2020 Camel Valley Bacchus Dry
This is a delicious dry wine packed with tangy notes such as grapefruit and elderflower. We love its grass-green hue – the perfect nod to its wonderful freshness. Made in Cornwall on a vineyard founded by husband-and-wife duo Bob and Annie in 1989, it’s an award-winning wine which will appeal to anyone fond of Sancerre, the white wine produced in the eastern section of the Loire Valley. It’s also refreshingly easy to get hold of – you can order it direct from the vineyard or pick up a bottle in independent wine merchants across the UK, and it's also available in Waitrose and Fortnum & Mason.
Chapel Down Bacchus 2018
We put this wine, made with Bacchus grapes, to the ultimate test: we shared it with some French wine lovers. Their opinion? They loved the fruity aroma and light (but by no means overpowering) fruitiness, the floral-themed hit of elderflower and the clean finish. Our verdict? It’s a deliciously crisp, easy-drinking wine and a great alternative to new world Sauvignon Blancs. Our one grape-related gripe? We’d have loved to see a bit more information on the label, including information relating to serving suggestions (we drank it with salmon, which it went especially well with).
Louis Pommery England Brut
This Hampshire-born bottle of fizz is rather special – it’s a labour of love from the first Champagne house (Vranken-Pommery) to produce an English wine. Vranken-Pommery set up shop in Hampshire in 2014, and since the first bottle rolled off the product line, this delicious sparkling wine has scooped up plenty of awards, and it’s not hard to see why. The Champagne house’s winemaker, Clément Pierlot, used the same techniques he uses in France to create a deliciously crisp wine with a wonderfully wide range of notes – you’ll taste lemon, apples, freshly-baked bread and honeycomb, along with a hit of fragrant peach. For us, it was the apple notes which won us over, but trust us – there’s nothing in this wine not to like.
Denbies Sparkling Bacchus 2019
This sparkler is produced in the Surrey Hills by Denbies, regarded as one of England’s finest vineyards. We were intrigued by the mention of rose petals in the tasting notes, but this sparkling wine certainly has a floral freshness we’ve not come across before, backed up by red fruits and citrus. The initial fruity acidity turns into creamy finish which balances out the crispness brilliantly. It’s an incredibly versatile wine, and one we suggest drinking with charcuterie or fruit-based desserts.
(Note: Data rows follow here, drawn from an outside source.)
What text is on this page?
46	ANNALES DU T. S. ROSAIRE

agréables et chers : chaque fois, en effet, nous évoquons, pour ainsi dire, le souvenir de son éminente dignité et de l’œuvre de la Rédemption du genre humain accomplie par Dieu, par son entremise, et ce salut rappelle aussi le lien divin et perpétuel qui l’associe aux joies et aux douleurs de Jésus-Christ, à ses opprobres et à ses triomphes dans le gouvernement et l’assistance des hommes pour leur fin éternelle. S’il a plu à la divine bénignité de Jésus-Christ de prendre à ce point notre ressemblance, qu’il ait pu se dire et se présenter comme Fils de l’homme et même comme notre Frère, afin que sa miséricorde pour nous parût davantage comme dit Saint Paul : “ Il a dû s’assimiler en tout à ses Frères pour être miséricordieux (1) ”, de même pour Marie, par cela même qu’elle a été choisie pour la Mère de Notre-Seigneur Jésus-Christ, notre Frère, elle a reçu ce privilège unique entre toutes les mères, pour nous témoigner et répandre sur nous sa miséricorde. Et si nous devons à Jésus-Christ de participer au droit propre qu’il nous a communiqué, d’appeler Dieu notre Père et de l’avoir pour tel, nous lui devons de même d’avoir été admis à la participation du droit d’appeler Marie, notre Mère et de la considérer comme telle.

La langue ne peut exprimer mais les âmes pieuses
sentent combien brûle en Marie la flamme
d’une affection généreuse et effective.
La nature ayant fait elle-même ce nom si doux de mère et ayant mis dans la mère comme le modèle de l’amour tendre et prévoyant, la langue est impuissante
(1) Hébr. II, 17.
Aldi’s wines have won so many awards that it’s almost a cliché to name one as our favourite, but their flavour-filled English Sparkling White Wine is truly deserving of the top spot – not just for the fantastic value but for its wonderful combination of crisp, summer-friendly notes. Meanwhile, we’ll take Henners’ Foxearle English Sparkling Brut, with its subtle citrus accords, over a bottle of Champagne any day of the week, and Laurel Vines’ Madeleine Angevine offers a glass of peachy perfection which proves Yorkshire wines shouldn’t be underestimated.